New Surgical Technique Speeds Recovery For Endometrial Cancer Patients
Posted October 14, 2002
CHAPEL HILL, N.C. — Endometrial cancer is one of the most common forms of cancer in women. It begins in the lining of the uterus and surgery usually offers the best chance for survival.
Doctors at UNC Hospitals have found a new way to make the surgical procedure less painful, helping patients get back on their feet faster.
Jeanne Riddel enjoys working in her garden, but the retired UNC professor had to put her hobby on hold after she was diagnosed with endometrial cancer. Riddel's cancer was caught early enough to be treated.
"About three-fourths of women are diagnosed in the early stages," said Dr. Paola Gehrig, a gynecologist/oncologist at UNC Hospitals.
Surgery to remove the uterus and test the lymph nodes is the most common treatment for
"This typically requires a very long incision that extends a great distance on the abdomen," said Dr. John Boggess of UNC Hospitals.
The surgery also means a lengthy recovery time and a greater risk of complications, he said.
Surgeons at UNC are now using a new technique for endometrial cancer surgery called video laproscopy.
"Which is a technique where we put a small camera through the belly button. We actually look up at a TV monitor and use tiny incisions to perform the exact same procedure we would normally do through a very long incision," Boggess said.
Boggess has performed the procedure on 25 women, and said so far, the results are identical to traditional surgery.
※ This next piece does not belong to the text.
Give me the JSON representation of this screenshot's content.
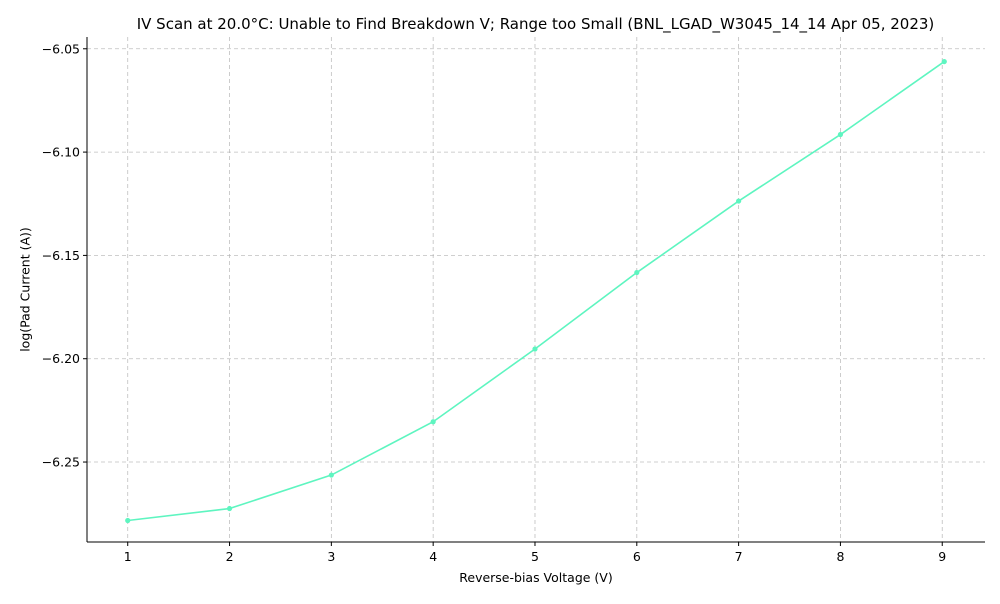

Instead of a four-day hospital stay, most patients go home within 24 hours and do not require intravenous pain medication.
"We've seen women go back to work within a week after surgery," Boggess said.
UNC is the only hospital in North Carolina currently offering the procedure. Surgeons there expect it to become more popular.
"I think as skill levels and comfort levels increase, it's something we're going to do more of," Gehrig said.
Riddell had the surgery six weeks ago and is now undergoing radiation just to make sure the cancer is gone.
"This is just a precaution to give me a better chance of the tumor not recurring," she said.
Unexplained bleeding is usually the first sign of endometrial cancer. Doctors at UNC are also trying to treat other gynecologic cancers through laproscopic surgery.